# What should I get for lighting on my 55 gallon?



## neongreen (Apr 12, 2004)

How much would it cost? I want four 65 watt fluorescent lights, two of them being Actinic. I also want lunar lights. And probably need a fan too. I will also be getting a glass top for the tank.

How much would all this cost including bulbs and ballast?

Does anyone have a link to complete setups that are for sale?

Thanks.


----------



## khuzhong (Apr 11, 2003)

you want 4x65w pcs?
you can get jebo 4x55w for bout $80 and bout $20 each lunar light
OR i think coral life makes a 4x65w and 2 lunar light model for like $160+
think about what you're gonna have in the tank first... there's alot more
check out
www.hellolights.com
ebay
and reefcentral.com(check classifieds)
good luck


----------



## neongreen (Apr 12, 2004)

"coral life makes a 4x65w and 2 lunar light model for like $160+"

That sounds like what I want, do they have one that has two actinic. What about which ballast to get?

I know nothing about lighting at all, but I want to get a setup that will allow me to have whatever I want in the tank in the future, I dont want something will hold me back from getting some kind of coral or something.

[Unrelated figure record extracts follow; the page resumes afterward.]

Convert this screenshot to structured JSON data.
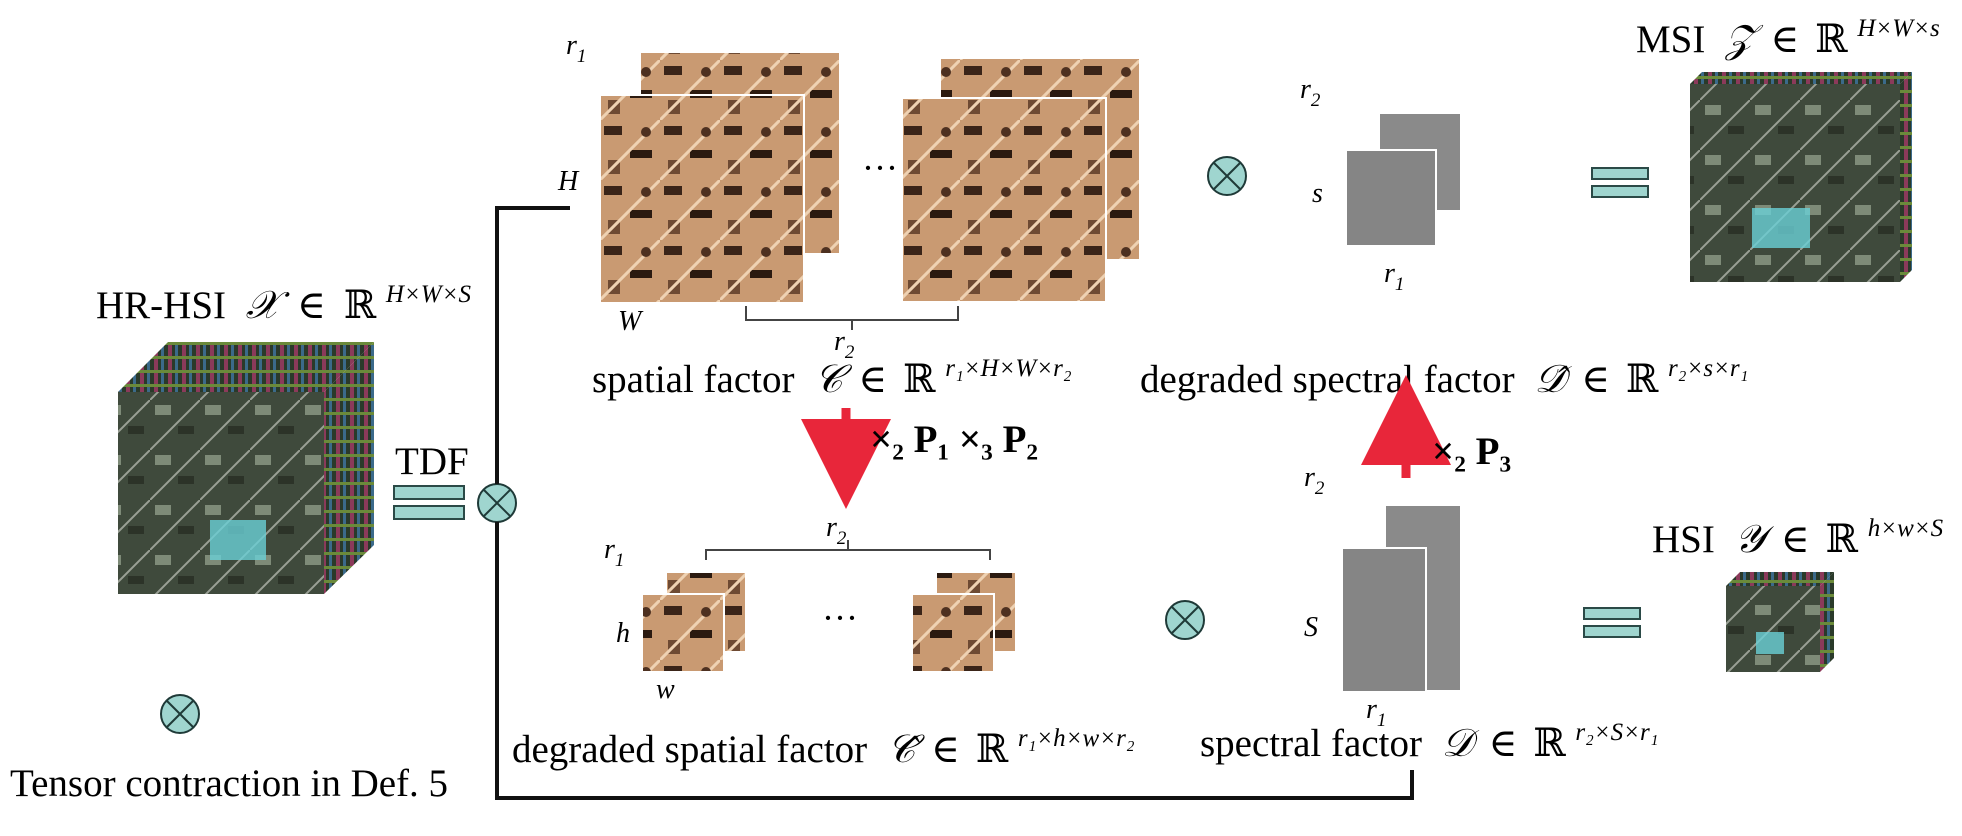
{
  "hr_hsi": {
    "label": "HR-HSI",
    "sym": "𝒳",
    "in": "∈",
    "ring": "ℝ",
    "exp": "H×W×S"
  },
  "tdf": {
    "label": "TDF"
  },
  "legend": {
    "text": "Tensor contraction in Def. 5"
  },
  "spatial": {
    "H": "H",
    "W": "W",
    "r1": "r",
    "r1s": "1",
    "r2": "r",
    "r2s": "2",
    "caption_text": "spatial factor",
    "sym": "𝒞",
    "in": "∈",
    "ring": "ℝ",
    "exp": "r₁×H×W×r₂",
    "dots": "···"
  },
  "deg_spatial": {
    "h": "h",
    "w": "w",
    "r1": "r",
    "r1s": "1",
    "r2": "r",
    "r2s": "2",
    "caption_text": "degraded spatial factor",
    "sym": "𝒞̂",
    "in": "∈",
    "ring": "ℝ",
    "exp": "r₁×h×w×r₂",
    "dots": "···"
  },
  "deg_spectral": {
    "s": "s",
    "r1": "r",
    "r1s": "1",
    "r2": "r",
    "r2s": "2",
    "caption_text": "degraded spectral factor",
    "sym": "𝒟̂",
    "in": "∈",
    "ring": "ℝ",
    "exp": "r₂×s×r₁"
  },
  "spectral": {
    "S": "S",
    "r1": "r",
    "r1s": "1",
    "r2": "r",
    "r2s": "2",
    "caption_text": "spectral factor",
    "sym": "𝒟",
    "in": "∈",
    "ring": "ℝ",
    "exp": "r₂×S×r₁"
  },
  "msi": {
    "label": "MSI",
    "sym": "𝒵",
    "in": "∈",
    "ring": "ℝ",
    "exp": "H×W×s"
  },
  "hsi": {
    "label": "HSI",
    "sym": "𝒴",
    "in": "∈",
    "ring": "ℝ",
    "exp": "h×w×S"
  },
  "op_down": {
    "text": "×₂ P₁ ×₃ P₂"
  },
  "op_up": {
    "text": "×₂ P₃"
  },
  "colors": {
    "teal": "#9fd5cf",
    "arrow": "#e8263a",
    "tile": "#c8946b",
    "gray": "#8a8a8a"
  }
}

Like I said, I know nothing about lighting so I need to know the brand name and price of each thing.

I know I need a ballast, four bulbs, and a light thing that can hold four bulbs.


----------



## Raptor (Jan 3, 2003)

Check out t-5 lighting. The bulbs last 2 years. They are only second to metal halide in comparison.
They are more expensive than pc, But it could save you money if you want to upgrade from pc later down the road like i did.


----------



## 00nothing (Mar 26, 2004)

recently it seems there have been more and more companies releasing plug and play t5 setups these are fully ready to go light strips that can be daisy chained together the bad part with them is once they are done u thro out everything the bulb ballast and fixture but considering they are only about $5 dollars more than a regular t5 bulb it is well worth it as u never have any expensive bixtures and ballasts to buy heres a link to a place here in canada that i found them http://www.reefsolution.com/catalog/produc...products_id=443


----------